The country’s authorities had allowed the clear-cut of roughly 45,000 trees, but reduced that number considerably after consulting a July study. The Turkish Foundation for Combating Soil Erosion (TEMA), however, recently published images obtained with the help of satellite showing what it is supposed to be evidence of Alamos’ removal of at least 200,000 trees.
“As part of the forestry permit, we have paid about $5 million [and] a big component of that fee is to pay for reforestation,” McCluskey told Reuters, adding that only government authorities were allowed to cut trees, not the company.
“In six and a half years, the whole focus of this area will be to replant. And in a decade, maybe a bit more than that, it will look like a forest again,” he said.
Opponents also fear the mine will have a devastating environmental impact on area, part of the biodiversity-rich Ida mountain range, and contaminate the local fresh water supply. The Kirazli gold project is located just 14 km. (9 miles) from the Atikhisar reservoir, the region’s biggest fresh water source.
McCluskey said that while cyanide will be used on site, it will only be added in the final step of the extraction process, adding that Alamos had taken measures to ensure there would be no impact in the area.

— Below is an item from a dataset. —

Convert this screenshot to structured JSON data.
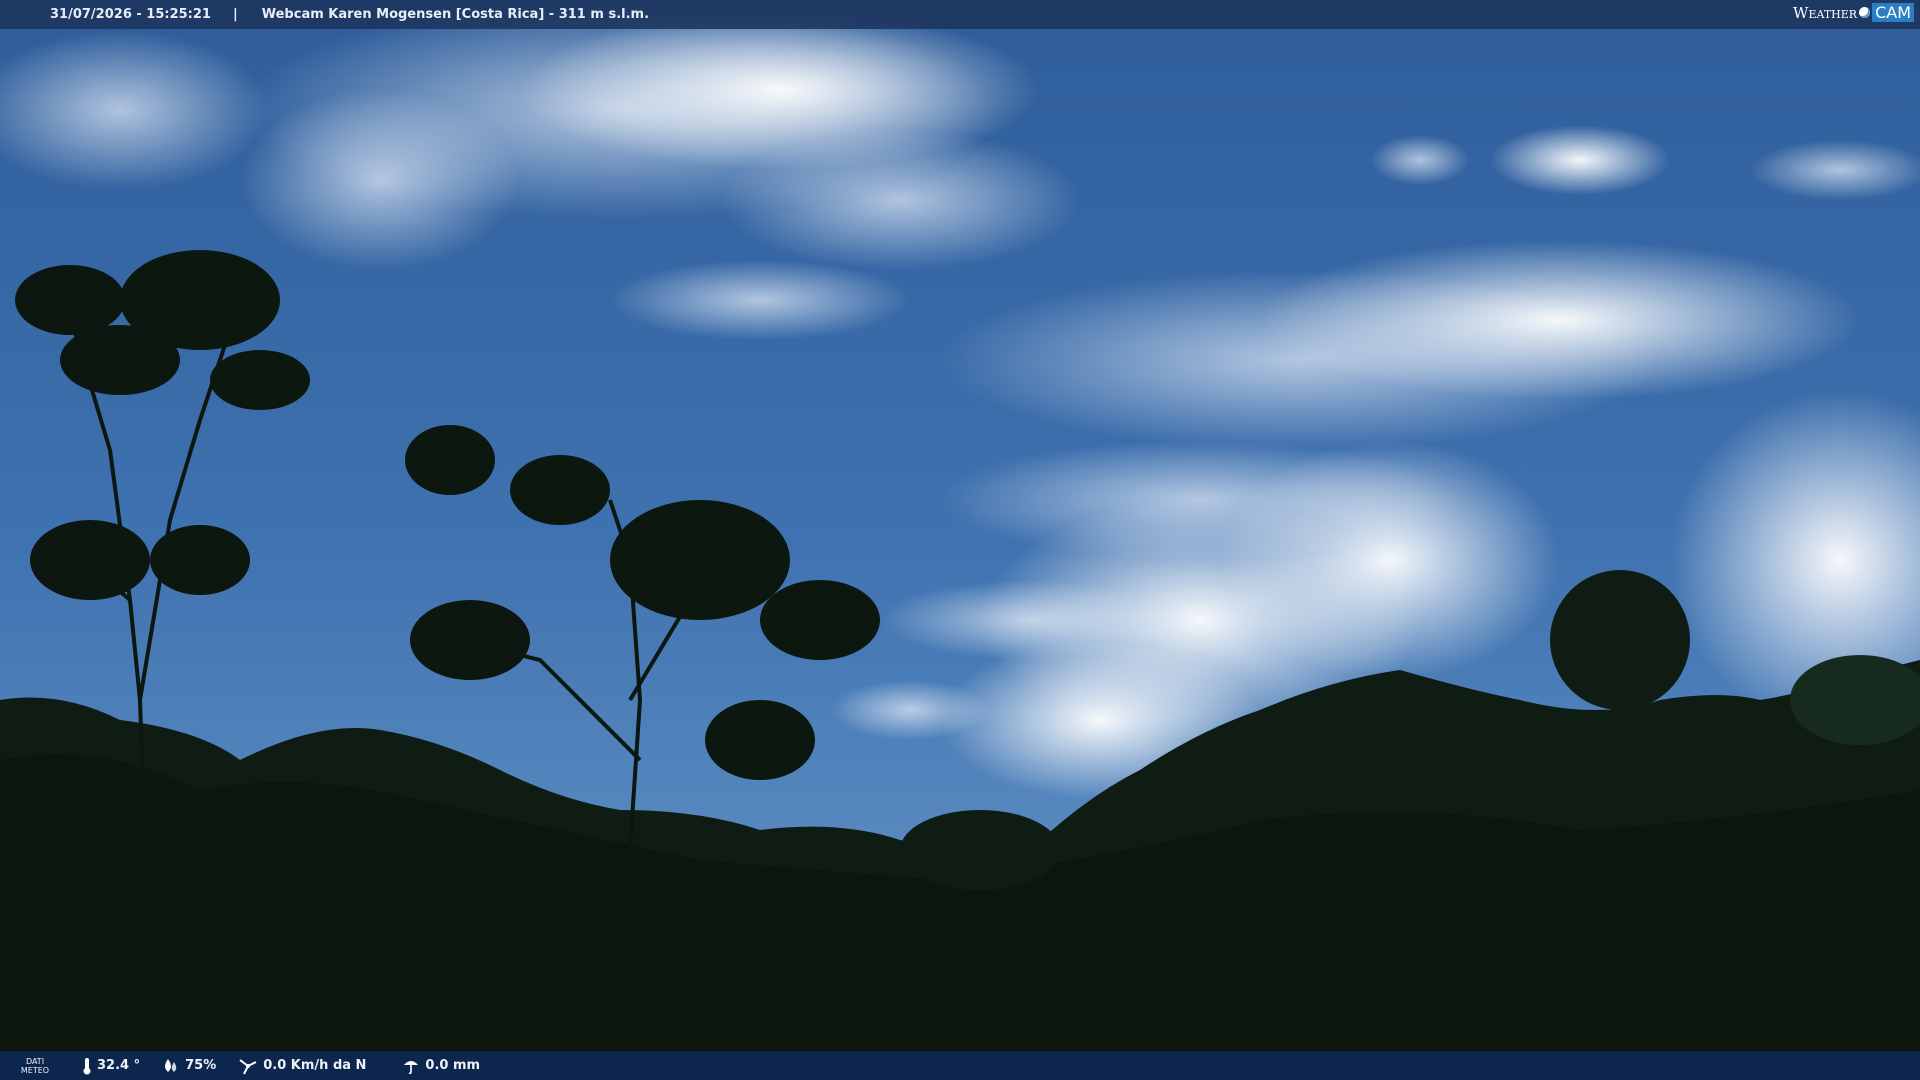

“There has been very deliberate misinformation about this project that is being published in an effort to get very rapidly a very emotive social media response,” he noted.
In late July, about 300 people set up a protest camp near the cordoned off mine construction site. And that number keeps growing. Thanks to the Twitter hashtag #kazdaginadokunma (“Don’t touch my Ida mountains”) the group has so far gotten more than 10,000 supporters of their cause.
When built, the Kirazli gold mine is expected to produce an average of 104,000 ounces at all-in sustaining costs of $373 per ounce over a five-year mine life.
Alamos currently has two operating mines in Canada (Young-Davidson and Island Gold in northern Ontario), and two mines in Mexico (Mulatos and El Chanate, both in Sonora state).